National security and strategic communications analyst

Ahead of its annual spectacle of military ostentation — noticeably scaled down this year—  Russia's Defense Ministry issued two statements on May 4, 2026: one declaring a unilateral ceasefire for May 8 and 9 and presenting the announcement as evidence of restraint and humanitarian intent; the other warning that Ukraine risked a "massive missile strike on the center of Kyiv" should it disrupt Victory Day events.

Only from a Western perspective did the two statements appear contradictory. To seasoned Russia watchers, they were entirely consistent: just another example of Moscow's weaponization of peace talks.

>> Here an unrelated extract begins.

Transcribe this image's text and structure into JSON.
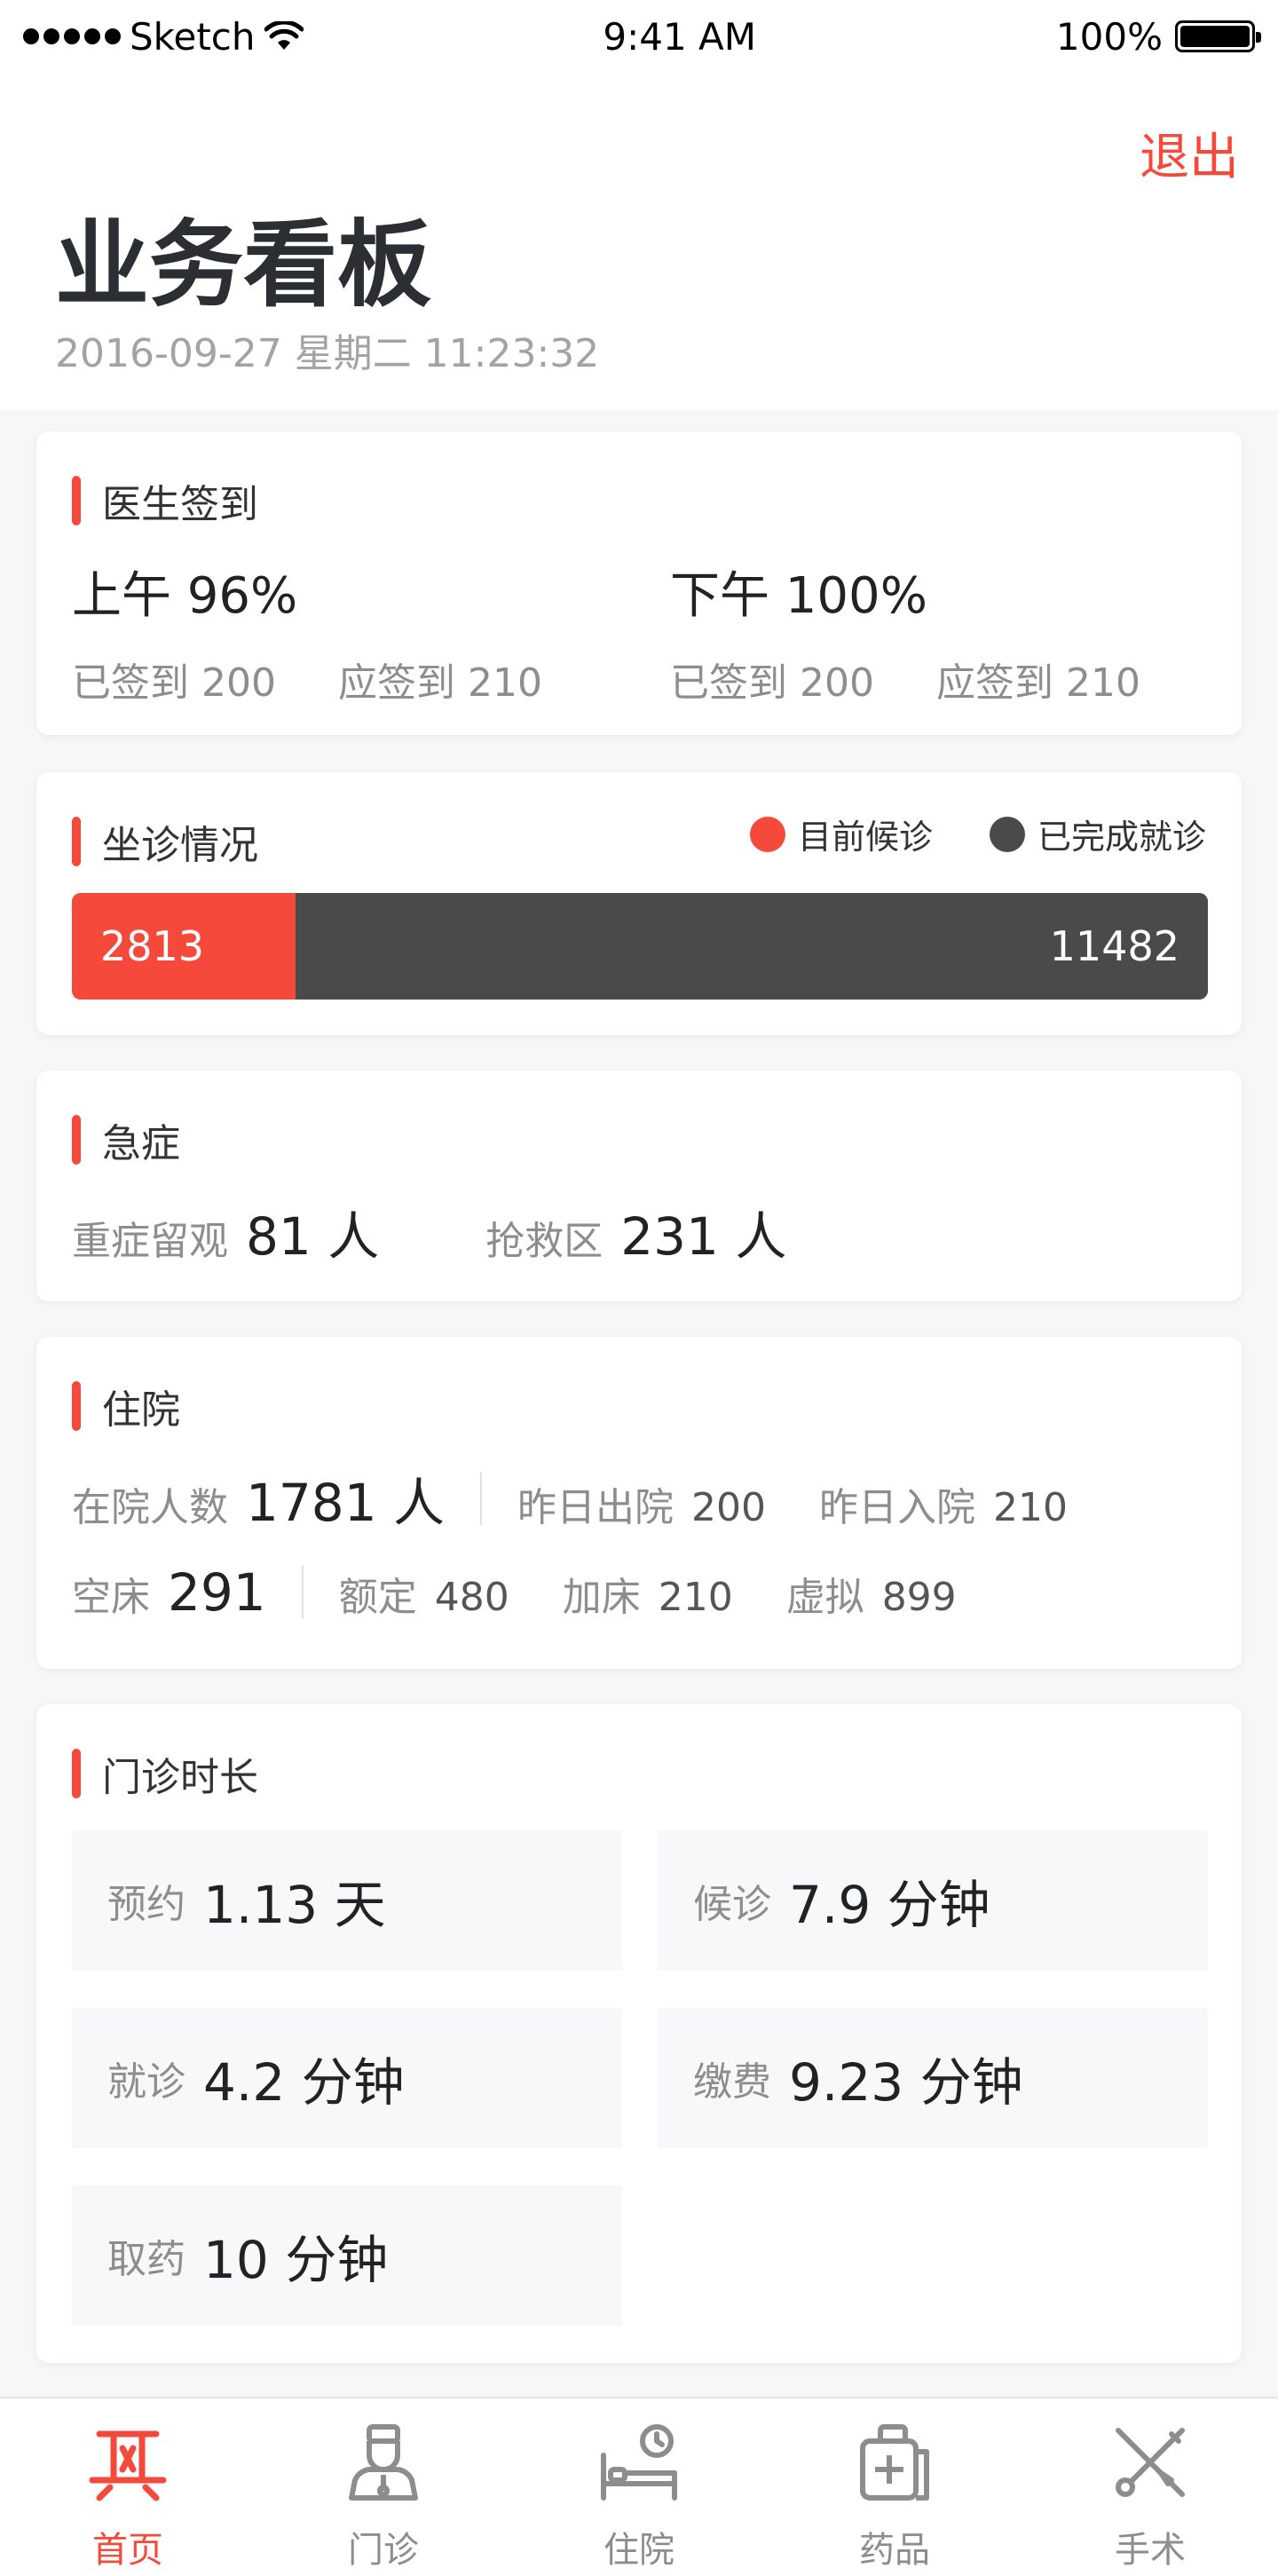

The language of de-escalation served as diplomatic cover for explicit military intimidation. The ceasefire was designed to impose psychological pressure and, at the same time, give Russia the opportunity to occupy the moral high ground in international discourse — something we've seen Moscow doing since the start of its invasion and even before.

For Russia, negotiations have become another operational environment through which the Kremlin advances its broader campaign against Ukraine. Ceasefires, diplomatic initiatives, and peace proposals serve as a continuation of Russia's military and hybrid strategy.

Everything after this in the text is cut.